Ecco la lettera integrale.
Buongiorno,
si sono ancora io Maria Grazia, non mi sto più a ripetere, perché ormai la nostra condizione la conoscono tutti. Mi rivolgo nuovamente a voi, perché siete l’unico mezzo di comunicazione fra noi e il Comune, visto che le notizie non ci vengono mai date personalmente, ma le cose le si vengono a sapere tramite i giornalisti.
Nel frattempo ci è stato consigliato di ricorrere al TAR, per il famoso atto dovuto, dove ci veniva detto che essendo privato, ci saremmo dovuti accollare tutte le spese della messa in sicurezza dei condomini. E subito a risposta, il sindaco ha nominato un avvocato di Milano, dopo che, alla prima assemblea, parole del sindaco, disse che non ci sarebbe mai venuto contro.

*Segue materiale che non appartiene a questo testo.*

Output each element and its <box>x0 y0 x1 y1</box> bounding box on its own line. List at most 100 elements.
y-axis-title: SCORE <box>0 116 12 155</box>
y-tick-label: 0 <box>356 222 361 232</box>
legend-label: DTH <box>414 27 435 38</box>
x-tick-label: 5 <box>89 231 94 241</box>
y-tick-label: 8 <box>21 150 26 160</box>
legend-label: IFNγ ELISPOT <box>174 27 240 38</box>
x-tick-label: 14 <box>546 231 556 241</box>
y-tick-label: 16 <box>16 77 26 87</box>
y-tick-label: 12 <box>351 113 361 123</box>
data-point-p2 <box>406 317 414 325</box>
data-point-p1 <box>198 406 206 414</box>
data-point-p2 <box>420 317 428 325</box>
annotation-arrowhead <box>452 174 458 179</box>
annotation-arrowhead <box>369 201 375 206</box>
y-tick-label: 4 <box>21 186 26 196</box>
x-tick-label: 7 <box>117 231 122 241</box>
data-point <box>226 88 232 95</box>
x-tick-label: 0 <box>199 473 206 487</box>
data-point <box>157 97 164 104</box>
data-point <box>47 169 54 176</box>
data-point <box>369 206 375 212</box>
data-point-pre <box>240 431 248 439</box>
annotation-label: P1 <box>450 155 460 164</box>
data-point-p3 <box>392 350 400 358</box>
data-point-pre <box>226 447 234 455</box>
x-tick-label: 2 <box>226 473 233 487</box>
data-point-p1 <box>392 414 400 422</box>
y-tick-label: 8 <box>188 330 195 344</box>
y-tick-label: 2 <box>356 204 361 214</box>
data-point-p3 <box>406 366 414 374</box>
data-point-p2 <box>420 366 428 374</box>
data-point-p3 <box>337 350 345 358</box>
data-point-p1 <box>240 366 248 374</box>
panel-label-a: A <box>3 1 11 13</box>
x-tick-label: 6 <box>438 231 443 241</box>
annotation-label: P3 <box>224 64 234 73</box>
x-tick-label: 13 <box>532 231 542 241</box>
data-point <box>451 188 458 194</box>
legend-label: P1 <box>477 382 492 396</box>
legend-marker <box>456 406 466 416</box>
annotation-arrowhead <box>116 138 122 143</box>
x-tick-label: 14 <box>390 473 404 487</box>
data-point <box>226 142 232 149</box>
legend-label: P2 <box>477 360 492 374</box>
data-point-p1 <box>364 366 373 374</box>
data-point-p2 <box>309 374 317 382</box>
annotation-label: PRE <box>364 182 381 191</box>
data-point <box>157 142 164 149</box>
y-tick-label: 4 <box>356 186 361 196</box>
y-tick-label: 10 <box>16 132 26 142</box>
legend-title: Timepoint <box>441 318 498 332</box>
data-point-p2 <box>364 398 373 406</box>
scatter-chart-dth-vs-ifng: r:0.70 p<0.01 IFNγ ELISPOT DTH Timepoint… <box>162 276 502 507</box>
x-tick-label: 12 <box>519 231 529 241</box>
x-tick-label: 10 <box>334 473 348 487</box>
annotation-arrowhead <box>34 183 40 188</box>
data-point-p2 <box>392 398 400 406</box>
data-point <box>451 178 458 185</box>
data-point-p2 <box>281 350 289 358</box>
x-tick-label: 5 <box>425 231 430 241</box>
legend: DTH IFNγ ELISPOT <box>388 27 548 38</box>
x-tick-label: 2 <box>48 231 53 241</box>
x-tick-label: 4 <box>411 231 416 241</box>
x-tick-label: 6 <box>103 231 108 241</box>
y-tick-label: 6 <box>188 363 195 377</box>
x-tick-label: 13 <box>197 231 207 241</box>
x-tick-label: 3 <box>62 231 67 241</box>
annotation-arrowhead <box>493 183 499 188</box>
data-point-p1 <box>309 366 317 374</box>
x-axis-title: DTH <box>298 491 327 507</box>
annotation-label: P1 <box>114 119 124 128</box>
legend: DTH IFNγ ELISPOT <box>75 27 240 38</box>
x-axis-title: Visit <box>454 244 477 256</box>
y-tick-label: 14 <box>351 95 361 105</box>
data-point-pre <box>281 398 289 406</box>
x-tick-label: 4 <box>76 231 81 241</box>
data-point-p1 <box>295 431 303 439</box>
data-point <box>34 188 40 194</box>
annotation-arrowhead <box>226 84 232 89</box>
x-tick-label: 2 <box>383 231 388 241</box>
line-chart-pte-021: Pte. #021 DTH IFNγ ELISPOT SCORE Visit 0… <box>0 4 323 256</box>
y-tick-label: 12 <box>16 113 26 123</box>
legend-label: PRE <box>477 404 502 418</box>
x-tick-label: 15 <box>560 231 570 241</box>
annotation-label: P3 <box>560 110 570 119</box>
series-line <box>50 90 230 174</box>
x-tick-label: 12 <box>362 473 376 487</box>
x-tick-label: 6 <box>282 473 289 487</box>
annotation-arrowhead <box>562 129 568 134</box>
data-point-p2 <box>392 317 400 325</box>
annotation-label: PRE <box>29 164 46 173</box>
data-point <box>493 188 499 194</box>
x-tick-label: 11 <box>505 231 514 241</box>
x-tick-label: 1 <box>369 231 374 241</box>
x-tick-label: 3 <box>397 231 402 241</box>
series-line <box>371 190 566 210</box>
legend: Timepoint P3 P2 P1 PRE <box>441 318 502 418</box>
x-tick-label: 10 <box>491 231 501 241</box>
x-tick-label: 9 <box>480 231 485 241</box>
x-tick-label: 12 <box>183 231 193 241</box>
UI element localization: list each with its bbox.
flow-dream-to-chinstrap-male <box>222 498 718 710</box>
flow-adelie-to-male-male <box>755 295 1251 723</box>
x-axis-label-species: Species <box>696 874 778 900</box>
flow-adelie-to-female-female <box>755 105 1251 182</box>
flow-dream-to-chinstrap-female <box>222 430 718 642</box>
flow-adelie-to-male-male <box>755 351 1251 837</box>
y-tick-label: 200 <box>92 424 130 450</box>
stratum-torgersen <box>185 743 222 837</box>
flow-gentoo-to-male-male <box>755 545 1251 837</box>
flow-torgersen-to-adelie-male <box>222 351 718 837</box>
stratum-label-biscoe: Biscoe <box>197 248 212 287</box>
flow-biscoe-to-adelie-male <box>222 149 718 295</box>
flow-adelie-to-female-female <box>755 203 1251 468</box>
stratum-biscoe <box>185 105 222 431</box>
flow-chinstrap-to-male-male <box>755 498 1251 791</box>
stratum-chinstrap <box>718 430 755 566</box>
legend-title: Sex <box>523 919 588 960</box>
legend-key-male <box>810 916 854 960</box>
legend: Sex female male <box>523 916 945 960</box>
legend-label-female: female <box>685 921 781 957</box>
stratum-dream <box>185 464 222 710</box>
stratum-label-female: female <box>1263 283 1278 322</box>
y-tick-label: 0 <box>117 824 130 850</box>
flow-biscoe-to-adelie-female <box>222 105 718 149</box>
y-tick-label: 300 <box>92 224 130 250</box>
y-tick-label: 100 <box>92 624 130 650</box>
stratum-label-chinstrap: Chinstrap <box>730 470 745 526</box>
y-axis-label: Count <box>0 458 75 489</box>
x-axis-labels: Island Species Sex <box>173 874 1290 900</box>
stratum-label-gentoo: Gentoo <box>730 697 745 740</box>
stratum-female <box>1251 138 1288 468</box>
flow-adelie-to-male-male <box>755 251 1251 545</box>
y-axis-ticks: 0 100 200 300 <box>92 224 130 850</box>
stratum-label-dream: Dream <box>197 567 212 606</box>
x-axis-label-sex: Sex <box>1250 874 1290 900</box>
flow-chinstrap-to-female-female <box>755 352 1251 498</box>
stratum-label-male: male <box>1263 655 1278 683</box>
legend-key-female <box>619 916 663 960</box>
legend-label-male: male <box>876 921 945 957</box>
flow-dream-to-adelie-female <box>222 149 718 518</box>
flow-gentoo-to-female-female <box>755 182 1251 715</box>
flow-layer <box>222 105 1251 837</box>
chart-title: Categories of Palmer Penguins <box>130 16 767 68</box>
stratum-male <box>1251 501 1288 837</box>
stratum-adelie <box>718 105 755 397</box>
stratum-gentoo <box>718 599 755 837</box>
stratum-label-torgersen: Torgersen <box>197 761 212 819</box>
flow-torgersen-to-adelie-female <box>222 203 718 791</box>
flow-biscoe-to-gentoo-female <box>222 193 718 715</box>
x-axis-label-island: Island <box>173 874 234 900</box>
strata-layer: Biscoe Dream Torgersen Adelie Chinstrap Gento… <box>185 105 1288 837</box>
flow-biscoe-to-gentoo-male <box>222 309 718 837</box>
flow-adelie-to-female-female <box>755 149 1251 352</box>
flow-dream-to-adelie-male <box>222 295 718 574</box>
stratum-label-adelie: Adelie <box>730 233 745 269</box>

Noi continuamo ad essere fuori casa, depressi, stanchi del fatto che ogni volta che si ha bisogno di entrare in casa nostra, dobbiamo essere accompagnati dai vigili del fuoco, documenti in mano per fare il cambio armadio. Chi vorrebbe vivere così, ci stanno portando via mesi di vita, di persone anche anziane, con le loro abitudini, e che vorrebbero passare gl’ultimi anni di vita, nella casa che hanno pagato col sudore del loro lavoro.
Sempre tramite voi giornalisti, abbiamo saputo che i soldi la regione Lombardia ce li avrebbe concessi, ma allora come mai nessuno ci fa sapere quando si iniziano i lavori?
Le nostre case non possono rimanere troppo chiuse, senza riscaldamento con elettrodomestici fermi e spenti, con i nostri effetti che con l’umidità, inizieranno a puzzare di muffa. Voglio delle risposte, sono stanca di questa situazione. Piango ogni volta che i miei genitori anziani non mi vedono. Perché io dovrei dargli forza. Ma io non ne ho più.